Lihatlah bagaimana kehidupan bergerak begitu cepat dan tanpa tawar menawar. Semua manusia habis-habisan merebut sepotong roti seperti anjing yang kelaparan berebut sepotong tulang.
Sementara diri yang juga sedang kelaparan, apakah harus berdiam diri, atau dengan sangat terpaksa ikut turun gelanggang merebut sepotong roti demi memenuhi nafsu lapar ini?
Manusia yang hidup memang butuh makan. Bahkan makan secukupnya menurut ukuran normal. Itu manusiawi. Jika manusia bisa juga hidup tanpa makan namun bisa kenyang, saya pikir semua manusia akan mencari cara itu. Agar saban hari tak direpotkan dengan acara masak memasak, atau pergi ke pasar untuk cari sayur, atau ribut hutan gundul, hanya karena petani memotong sebatang ranting untuk masak. Sementara pengusaha penggergaji kayu dengan mesin potong menelan seisi rimba, tak pernah dipersoalkan bahkan didukung penuh para kapitalis dan birokrat korup.
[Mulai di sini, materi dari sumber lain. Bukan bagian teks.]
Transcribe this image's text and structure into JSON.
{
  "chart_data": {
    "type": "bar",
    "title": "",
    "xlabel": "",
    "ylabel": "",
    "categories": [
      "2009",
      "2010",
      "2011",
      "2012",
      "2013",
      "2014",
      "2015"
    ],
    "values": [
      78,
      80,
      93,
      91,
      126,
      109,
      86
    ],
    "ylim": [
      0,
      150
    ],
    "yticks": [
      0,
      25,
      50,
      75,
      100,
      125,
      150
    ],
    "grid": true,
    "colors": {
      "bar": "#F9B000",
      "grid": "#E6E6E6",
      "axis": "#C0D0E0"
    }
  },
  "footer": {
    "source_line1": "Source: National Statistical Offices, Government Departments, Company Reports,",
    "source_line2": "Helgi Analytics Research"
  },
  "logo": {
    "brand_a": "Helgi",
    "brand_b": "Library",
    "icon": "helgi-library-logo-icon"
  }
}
Singkatnya, jika manusia bisa hidup tanpa makan, maka salah satu keinginan, alias biang keributan bisa teratasi. Namun benarkah bisa terjadi demikian? Faktanya, semua orang yang ingin tetap hidup, harus makan. Jika dia tak makan, akan mati kelaparan. Itu hukum alam, kecuali kalau ada yang bisa mengatasi atau setidak-tidaknya menguasai hukum alam itu. Dan yang sanggup menguasai, tak perlu kampanye ke seluruh dunia kan? Karena dunia beserta segenap perangkatnya, memang kadang kurang tertarik dengan hal yang demikian.
Patut dipertanyakan, karena meskipun jalan itu ada, tak banyak yang berminat. Mengapa? Karena terlalu banyak yang harus ditanggung, terlalu banyak derita yang dipikul. Dan bahasa derita itu seakan menjadi momok yang sangat menakutkan dan meresahkan, mirip teror bom atau isu akan ada tsunami.
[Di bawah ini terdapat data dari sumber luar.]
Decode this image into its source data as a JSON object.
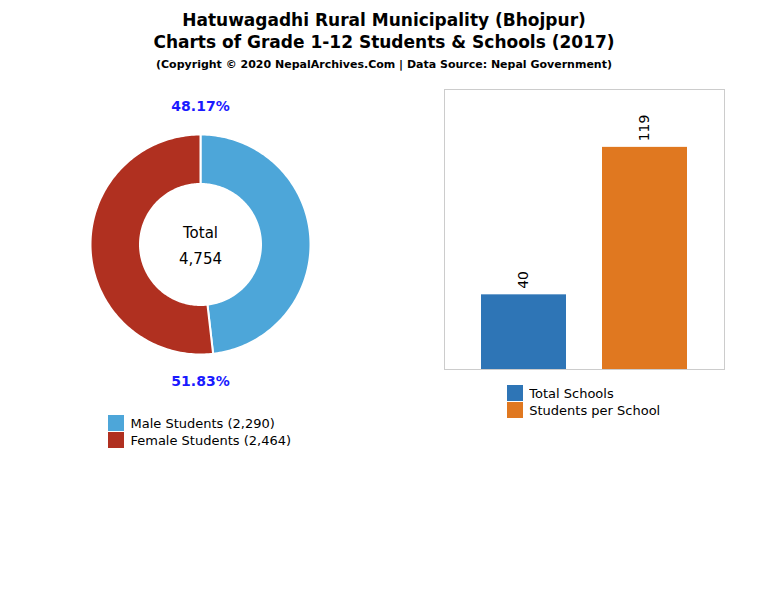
{
  "chart_data": [
    {
      "type": "pie",
      "title": "Hatuwagadhi Rural Municipality (Bhojpur)\nCharts of Grade 1-12 Students & Schools (2017)",
      "subtitle": "(Copyright © 2020 NepalArchives.Com | Data Source: Nepal Government)",
      "categories": [
        "Male Students (2,290)",
        "Female Students (2,464)"
      ],
      "values": [
        48.17,
        51.83
      ],
      "value_labels": [
        "48.17%",
        "51.83%"
      ],
      "colors": [
        "#4da6d9",
        "#b03020"
      ],
      "data_labels": true,
      "annotations": [
        "Total",
        "4,754"
      ],
      "legend": "bottom"
    },
    {
      "type": "bar",
      "categories": [
        "Total Schools",
        "Students per School"
      ],
      "values": [
        40,
        119
      ],
      "colors": [
        "#2e75b6",
        "#e07820"
      ],
      "ylim": [
        0,
        150
      ],
      "data_labels": true,
      "tick_labels": false,
      "legend": "bottom"
    }
  ]
}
Padahal Penderitaan adalah racun keinginan. Orang yang menderita hidupnya, tak pernah menginginkan apa-apa, selain agar tak menderita lagi atau setidak-tidaknya memperoleh sedikit kelegaan.
Namun bagi manusia "sadar" yang ingin menderita untuk membunuh keinginan, maka saat yang demikian, adalah saat paling bahagia dalam hidupnya. Dia bersyukur atas derita yang dialaminya. Karena penderitaan itu ternyata telah membuka matanya terhadap Karunia Penguasa Alam yang tiada duanya, penaklukan keinginan.
Sekarang saya bertanya kepada anda semua yang punya waktu untuk membaca ini, seberapa besar keinginan anda? Adakah hasrat anda untuk menaklukan hasrat anda? Manakah yang lebih besar, hasrat anda ataukah hasrat anda untuk menaklukan hasrat anda?
Ini pencarian kehidupan yang hakiki. Jika anda masih ribut gara-gara sepotong roti atau sepiring nasi, sadarlah bahwa anda sebenarnya belum waktunya membaca tulisan ini. Terima kasih dan maaf jika ada yang kurang berkenan. Selagalas, 16 November 2011.